How did the word “ambition” originate and What does it mean?

Roman candidates for public office who wore a white toga (see CANDIDATE) were not content simply to be seen whenever they happened to be outdoors.

They knew that if they wanted many of the voters to notice their glistening white togas they would have to go about from place to place where the voters were, talking with them, canvassing for votes, as we would say.

Now the Latin word for “to go about, to move round,” was ambio, from ambi, about, and eo, go. In time this verb acquired the extended meaning, “to go about for the purpose of soliciting votes.”

Thus the noun ambitio, from which our noun ambition was formed, formerly meaning “a going about,” now denoted “a soliciting of office; a canvassing for votes”; and a person who was ambitiosus, ambitious is our word, was one who went about with the obvious intent of courting favor, seeking by his manner to obtain votes.
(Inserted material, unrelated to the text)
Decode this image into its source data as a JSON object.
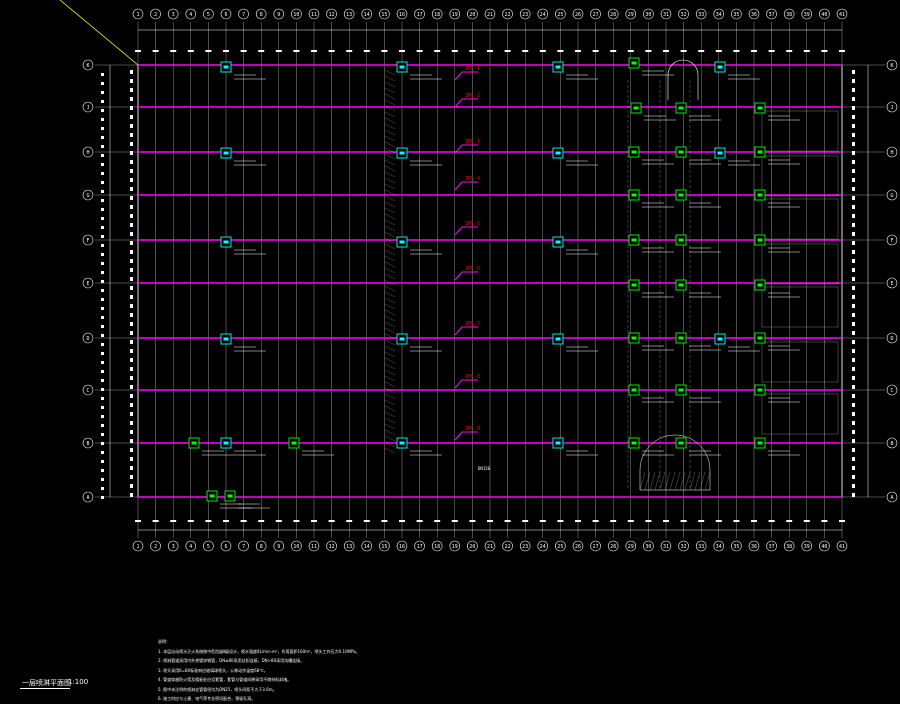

What had been originally a harmless practice of walking about to exhibit one’s white toga generally, began to acquire a sinister meaning; an ambitious person was suspected, and was often guilty, of using underhand methods to obtain votes.

In fact, so definite did the practice become and so identified in the Roman mind with ambitio, that the word ambitus was coined to designate bribery by office-seekers. In 181 B.C., the first of many laws was enacted against it.

But when ambition and ambitious came into our language, through French, back in the fourteenth century, men were usually appointed to public office by kings.

The words then lost the flavor of political crookedness; the chief meaning of each, as today, implied no more than eager desire for advancement or power.